Teens are not staying silent about what happened at a high school in Florida this week.
Their emotions ran raw and unvarnished, many bravely taking to social media to publicly post what they feel the world needs to hear.
"I don't feel safe."
"What is our world coming to?"
"I want my friends back."
The heartbreaking thoughts echoed online, making the reality of how our children are growing up just a little too real. Lockdown drills and school shootings are the only life they have known.
CNN has blurred the names of the teens who shared these posts on social media for their safety and to protect their privacy.
"It just sucks that this is something we now have to worry about," Leo, 15, from Massachusetts, told CNN. "It's not just a few people, but literally an entire country has to worry about if they're going to die at school today or tomorrow, this period or next period."
The day of the Parkland shooting, which claimed 17 lives, Leo had an ALICE drill, which is a type of school lockdown drill.
"There are times where not a lot is going on in class and I think, 'What if the alarm goes off right now?' This is something constantly on our minds. It's like the new normal."
Leo was on YouTube when he saw a news organization post about the Florida school shooting on Wednesday. At first, he said he didn't have much of a reaction. It's hard not to become desensitized, he said.
"When I saw everything that was lost and the footage inside, when I started thinking about the drills earlier and my anxiety has been through the roof this week, I'm annoyed and upset that this is still happening."
Leo and his classmate Rylie, also 15, have been talking a lot after the Florida shooting. She texted Leo annoyed that people were making light of what happened.
"I was in gym class and people were joking around. Everyone's joking and it's not funny," Rylie told CNN.
She also mentioned the 2012 Sandy Hook school shooting, saying it was a good example of how teachers are saving lives in these situations. She and her friends have talked about being "pretty lucky to have teachers putting us first."
While Rylie didn't publicly post on social media, she said she shared a simple message with her friends on Snapchat.

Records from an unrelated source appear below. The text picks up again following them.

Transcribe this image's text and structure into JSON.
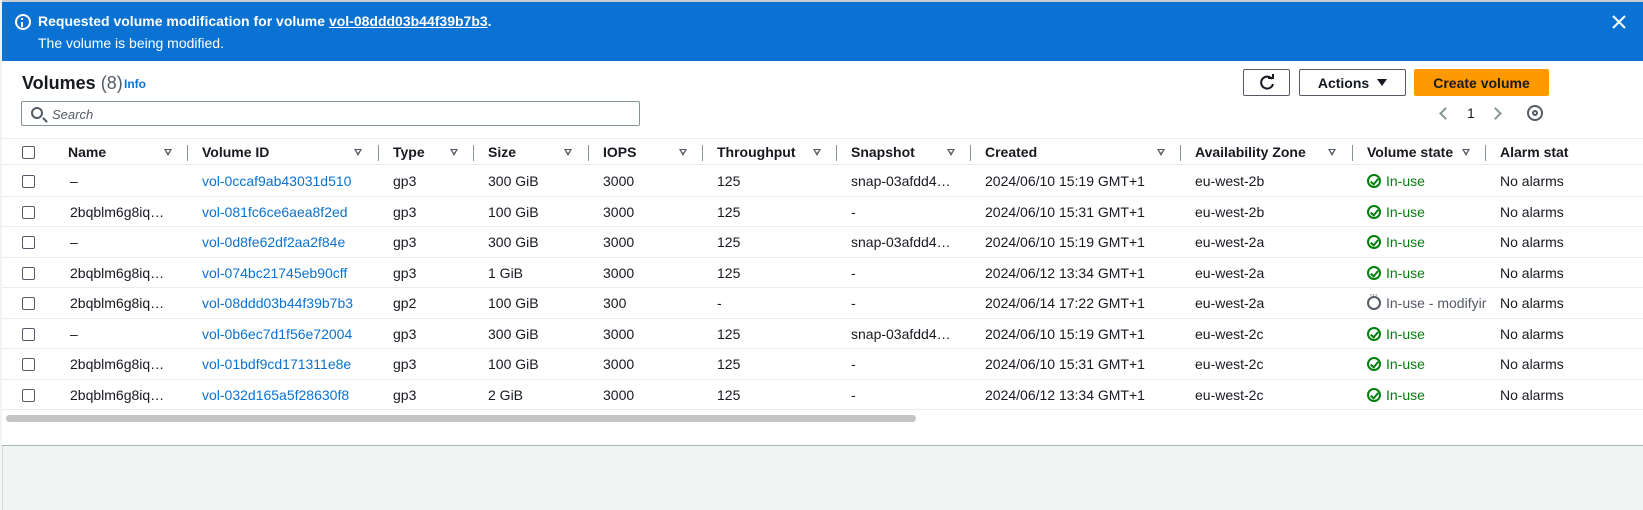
{
  "flash": {
    "prefix": "Requested volume modification for volume",
    "volume_id": "vol-08ddd03b44f39b7b3",
    "suffix": ".",
    "message": "The volume is being modified."
  },
  "header": {
    "title": "Volumes",
    "count": "(8)",
    "info": "Info",
    "actions_label": "Actions",
    "create_label": "Create volume"
  },
  "search": {
    "placeholder": "Search"
  },
  "pagination": {
    "page": "1"
  },
  "columns": [
    "Name",
    "Volume ID",
    "Type",
    "Size",
    "IOPS",
    "Throughput",
    "Snapshot",
    "Created",
    "Availability Zone",
    "Volume state",
    "Alarm stat"
  ],
  "rows": [
    {
      "name": "–",
      "id": "vol-0ccaf9ab43031d510",
      "type": "gp3",
      "size": "300 GiB",
      "iops": "3000",
      "throughput": "125",
      "snapshot": "snap-03afdd4…",
      "created": "2024/06/10 15:19 GMT+1",
      "az": "eu-west-2b",
      "state": "In-use",
      "alarm": "No alarms"
    },
    {
      "name": "2bqblm6g8iq…",
      "id": "vol-081fc6ce6aea8f2ed",
      "type": "gp3",
      "size": "100 GiB",
      "iops": "3000",
      "throughput": "125",
      "snapshot": "-",
      "created": "2024/06/10 15:31 GMT+1",
      "az": "eu-west-2b",
      "state": "In-use",
      "alarm": "No alarms"
    },
    {
      "name": "–",
      "id": "vol-0d8fe62df2aa2f84e",
      "type": "gp3",
      "size": "300 GiB",
      "iops": "3000",
      "throughput": "125",
      "snapshot": "snap-03afdd4…",
      "created": "2024/06/10 15:19 GMT+1",
      "az": "eu-west-2a",
      "state": "In-use",
      "alarm": "No alarms"
    },
    {
      "name": "2bqblm6g8iq…",
      "id": "vol-074bc21745eb90cff",
      "type": "gp3",
      "size": "1 GiB",
      "iops": "3000",
      "throughput": "125",
      "snapshot": "-",
      "created": "2024/06/12 13:34 GMT+1",
      "az": "eu-west-2a",
      "state": "In-use",
      "alarm": "No alarms"
    },
    {
      "name": "2bqblm6g8iq…",
      "id": "vol-08ddd03b44f39b7b3",
      "type": "gp2",
      "size": "100 GiB",
      "iops": "300",
      "throughput": "-",
      "snapshot": "-",
      "created": "2024/06/14 17:22 GMT+1",
      "az": "eu-west-2a",
      "state": "In-use - modifyir",
      "alarm": "No alarms"
    },
    {
      "name": "–",
      "id": "vol-0b6ec7d1f56e72004",
      "type": "gp3",
      "size": "300 GiB",
      "iops": "3000",
      "throughput": "125",
      "snapshot": "snap-03afdd4…",
      "created": "2024/06/10 15:19 GMT+1",
      "az": "eu-west-2c",
      "state": "In-use",
      "alarm": "No alarms"
    },
    {
      "name": "2bqblm6g8iq…",
      "id": "vol-01bdf9cd171311e8e",
      "type": "gp3",
      "size": "100 GiB",
      "iops": "3000",
      "throughput": "125",
      "snapshot": "-",
      "created": "2024/06/10 15:31 GMT+1",
      "az": "eu-west-2c",
      "state": "In-use",
      "alarm": "No alarms"
    },
    {
      "name": "2bqblm6g8iq…",
      "id": "vol-032d165a5f28630f8",
      "type": "gp3",
      "size": "2 GiB",
      "iops": "3000",
      "throughput": "125",
      "snapshot": "-",
      "created": "2024/06/12 13:34 GMT+1",
      "az": "eu-west-2c",
      "state": "In-use",
      "alarm": "No alarms"
    }
  ],
  "colors": {
    "flash_bg": "#0972d3",
    "primary": "#ff9900",
    "link": "#0972d3",
    "success": "#037f0c"
  }
}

Many teens shared messages about not feeling safe in school. Others called out for schools to do more to teach students what to do in these situations.
Across the ocean, 15-year-old Ethan from the United Kingdom posted a similar message of not feeling safe at his high school anymore.
"I'm not afraid, but if this happened in that school, how do I know it's not going to happen in my school?" he told CNN.
The British teen talked about the slight comfort he has from living in a country where gun ownership laws are much stricter.
"It's better over here because we can't buy guns. I think that needs to happen in America, as well," he said. "But there are still knives and other things that could be taken into schools."
Ethan also started talking about what solutions he sees to making shootings like this less common.
"I think guns need to be less widely available," he said. "I think metal detectors should be compulsory. If there was a metal detector in the at school, he would not have been able to get to all those students."
Leo, the American, had strong feelings about what we can do as a country to make this stop. Seeing politicians post with their thoughts and prayers isn't helping, he said.
"I feel like actually taking it seriously would be a good start. We haven't seen any action from lawmakers," he said.
Beyond the charged words about gun control and how America can fix its trend of school shootings, there are the powerful stories of the people who survived.
And the young lives that were lost.
Aidan, a teen who hid in his math class while the shooter was loose, shared advice with another teen who is now afraid to go to school.
"James, do not be afraid. Learn from what these survivors did and the routes they [have] taken. Learn from those who were slain, and always be aware," he wrote. "Love everyone; even your bullies."